Jason Blair believes the creativity of our children will change the world. A 19-year veteran arts educator, every day he steps into his arts studio, he learns from the creative geniuses he teaches. He believes to empower students to tap into their creative capacities, educators must nurture their own growth as creative change agents. To empower creativity in his students, Blair believes the educator must be the classroom creativity whisperer, building a community in which creativity is valued and being different is not just safe, but celebrated. Jason received his MA in art education from The Ohio State University.
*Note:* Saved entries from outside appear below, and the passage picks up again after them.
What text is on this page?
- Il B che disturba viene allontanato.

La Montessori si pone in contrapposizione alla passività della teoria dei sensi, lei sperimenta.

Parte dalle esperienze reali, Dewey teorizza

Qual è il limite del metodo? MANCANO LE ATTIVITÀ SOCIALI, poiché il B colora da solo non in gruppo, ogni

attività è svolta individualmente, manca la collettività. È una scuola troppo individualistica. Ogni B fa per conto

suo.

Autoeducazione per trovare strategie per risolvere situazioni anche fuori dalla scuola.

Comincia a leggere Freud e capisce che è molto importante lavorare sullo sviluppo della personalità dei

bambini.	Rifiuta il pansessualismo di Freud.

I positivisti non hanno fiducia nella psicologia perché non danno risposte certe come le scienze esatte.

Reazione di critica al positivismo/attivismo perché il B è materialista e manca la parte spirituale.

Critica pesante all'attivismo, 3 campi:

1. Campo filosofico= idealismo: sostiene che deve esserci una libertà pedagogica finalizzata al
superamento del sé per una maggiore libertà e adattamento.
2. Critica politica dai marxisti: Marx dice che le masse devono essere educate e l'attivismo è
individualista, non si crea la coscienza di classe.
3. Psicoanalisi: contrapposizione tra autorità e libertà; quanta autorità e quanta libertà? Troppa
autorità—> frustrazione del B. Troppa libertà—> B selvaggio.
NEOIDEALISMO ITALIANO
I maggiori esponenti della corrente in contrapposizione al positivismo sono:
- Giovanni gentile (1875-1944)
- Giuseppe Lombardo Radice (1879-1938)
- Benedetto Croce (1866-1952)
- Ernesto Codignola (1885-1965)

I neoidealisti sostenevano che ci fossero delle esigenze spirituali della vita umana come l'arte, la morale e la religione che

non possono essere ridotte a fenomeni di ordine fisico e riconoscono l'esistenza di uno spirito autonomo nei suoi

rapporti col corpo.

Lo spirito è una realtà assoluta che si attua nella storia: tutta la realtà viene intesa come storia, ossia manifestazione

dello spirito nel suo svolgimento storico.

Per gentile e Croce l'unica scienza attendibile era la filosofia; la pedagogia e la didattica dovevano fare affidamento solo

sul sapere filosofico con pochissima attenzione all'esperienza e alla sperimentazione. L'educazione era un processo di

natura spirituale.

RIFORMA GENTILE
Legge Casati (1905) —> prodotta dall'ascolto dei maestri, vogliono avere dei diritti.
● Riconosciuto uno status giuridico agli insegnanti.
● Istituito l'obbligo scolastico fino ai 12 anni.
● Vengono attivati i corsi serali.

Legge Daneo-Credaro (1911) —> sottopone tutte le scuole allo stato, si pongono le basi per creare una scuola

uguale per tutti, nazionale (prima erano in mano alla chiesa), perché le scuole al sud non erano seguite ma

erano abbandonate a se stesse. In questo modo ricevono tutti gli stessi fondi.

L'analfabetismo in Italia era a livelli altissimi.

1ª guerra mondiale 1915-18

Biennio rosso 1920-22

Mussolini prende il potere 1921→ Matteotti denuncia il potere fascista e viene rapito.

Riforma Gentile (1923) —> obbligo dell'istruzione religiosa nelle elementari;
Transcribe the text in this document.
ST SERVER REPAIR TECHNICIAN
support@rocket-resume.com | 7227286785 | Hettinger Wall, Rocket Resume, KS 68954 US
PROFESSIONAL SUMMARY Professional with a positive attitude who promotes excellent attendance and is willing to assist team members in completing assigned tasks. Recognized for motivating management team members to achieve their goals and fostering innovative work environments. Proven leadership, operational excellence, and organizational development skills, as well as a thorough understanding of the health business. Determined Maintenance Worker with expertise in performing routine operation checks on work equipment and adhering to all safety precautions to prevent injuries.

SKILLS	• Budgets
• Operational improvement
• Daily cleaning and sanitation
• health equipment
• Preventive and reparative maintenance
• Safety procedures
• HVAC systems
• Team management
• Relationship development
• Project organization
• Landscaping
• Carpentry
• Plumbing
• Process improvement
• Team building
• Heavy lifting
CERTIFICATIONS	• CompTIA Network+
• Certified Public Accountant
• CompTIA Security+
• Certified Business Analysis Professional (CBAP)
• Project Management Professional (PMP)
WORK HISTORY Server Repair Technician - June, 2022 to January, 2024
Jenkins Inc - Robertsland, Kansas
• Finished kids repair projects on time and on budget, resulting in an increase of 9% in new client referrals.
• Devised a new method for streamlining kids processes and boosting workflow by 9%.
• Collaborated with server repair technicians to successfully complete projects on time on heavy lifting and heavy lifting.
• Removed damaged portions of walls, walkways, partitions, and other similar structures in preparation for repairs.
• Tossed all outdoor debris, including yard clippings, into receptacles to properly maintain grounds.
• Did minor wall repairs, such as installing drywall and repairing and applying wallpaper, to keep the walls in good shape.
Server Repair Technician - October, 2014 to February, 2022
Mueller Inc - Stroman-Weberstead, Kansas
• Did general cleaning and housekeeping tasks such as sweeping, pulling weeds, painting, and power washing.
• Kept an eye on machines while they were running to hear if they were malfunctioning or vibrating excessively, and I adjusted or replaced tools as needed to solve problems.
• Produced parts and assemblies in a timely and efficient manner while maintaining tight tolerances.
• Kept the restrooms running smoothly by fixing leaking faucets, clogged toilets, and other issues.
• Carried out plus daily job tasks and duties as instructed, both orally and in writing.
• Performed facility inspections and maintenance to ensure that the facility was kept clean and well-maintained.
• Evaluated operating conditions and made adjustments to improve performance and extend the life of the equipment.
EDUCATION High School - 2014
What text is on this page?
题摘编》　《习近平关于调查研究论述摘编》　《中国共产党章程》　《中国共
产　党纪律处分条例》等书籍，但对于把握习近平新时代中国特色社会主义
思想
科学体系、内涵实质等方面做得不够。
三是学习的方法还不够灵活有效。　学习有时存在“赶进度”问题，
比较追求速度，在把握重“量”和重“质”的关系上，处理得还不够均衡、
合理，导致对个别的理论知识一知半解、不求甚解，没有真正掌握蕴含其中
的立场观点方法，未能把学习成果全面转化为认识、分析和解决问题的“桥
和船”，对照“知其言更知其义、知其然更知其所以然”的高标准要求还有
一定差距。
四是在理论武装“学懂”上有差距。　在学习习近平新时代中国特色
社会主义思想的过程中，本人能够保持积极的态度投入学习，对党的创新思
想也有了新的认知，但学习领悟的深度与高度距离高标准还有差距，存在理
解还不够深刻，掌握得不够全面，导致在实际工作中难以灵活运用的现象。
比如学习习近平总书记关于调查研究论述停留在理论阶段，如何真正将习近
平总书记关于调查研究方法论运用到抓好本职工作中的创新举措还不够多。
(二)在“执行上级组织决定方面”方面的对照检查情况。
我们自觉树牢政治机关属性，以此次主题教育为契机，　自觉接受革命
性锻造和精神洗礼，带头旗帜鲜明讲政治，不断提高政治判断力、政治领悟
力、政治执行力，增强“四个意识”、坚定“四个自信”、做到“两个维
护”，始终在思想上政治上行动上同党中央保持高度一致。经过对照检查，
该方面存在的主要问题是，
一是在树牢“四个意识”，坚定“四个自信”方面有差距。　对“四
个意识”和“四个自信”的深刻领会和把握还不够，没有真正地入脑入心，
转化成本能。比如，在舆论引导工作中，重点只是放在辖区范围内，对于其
Currently, he teaches elementary art at Abraham Depp Elementary School in Dublin, Ohio. He is also a teacher-in-residence with the Columbus Museum of Art and an Assistant Director on the Cultivating Creative and Civic Capacities project in collaboration with the Columbus Museum of Art and Project Zero.

Fred Burton

Associate professor of education at Ashland University; former principal of Wickliffe Progressive Elementary School in Upper Arlington, Ohio

The core of Dr. Fred Burton’s 44 years as an educator has been progressive education. For 13 years he was the principal of Wickliffe Progressive Elementary School, a public school in Upper Arlington, Ohio. He is currently an associate professor of education at Ashland University and a long time faculty member at Harvard’s Project Zero Classroom summer institute. His favorite educational experiences include: studying at the Mountain View Center with the late physicist and progressive educator David Hawkins; studying at the Reggio Emilia Institute in Italy; and co-editing a book and producing a DVD on Making Learning Visible with Harvard Project Zero faculty. He is especially proud to have been a Visiting Education Scholar for the Center of Creativity at the Columbus Museum of Art for several years. He works with various school districts (e.g. Dublin, Olentangy, Upper Arlington, and Bexley) on how teachers and schools can take what they are already doing well and promote a “culture of thinking” to help students and staff to think more deeply. Although he has published various articles and given talks on what he has learned about the integrated curriculum and school culture, he believes his experience as a guitarist in a “classic rock” jam band has taught him a great deal about the value of group learning and improvisation in education. It’s also gotten him a lot of free food and drinks.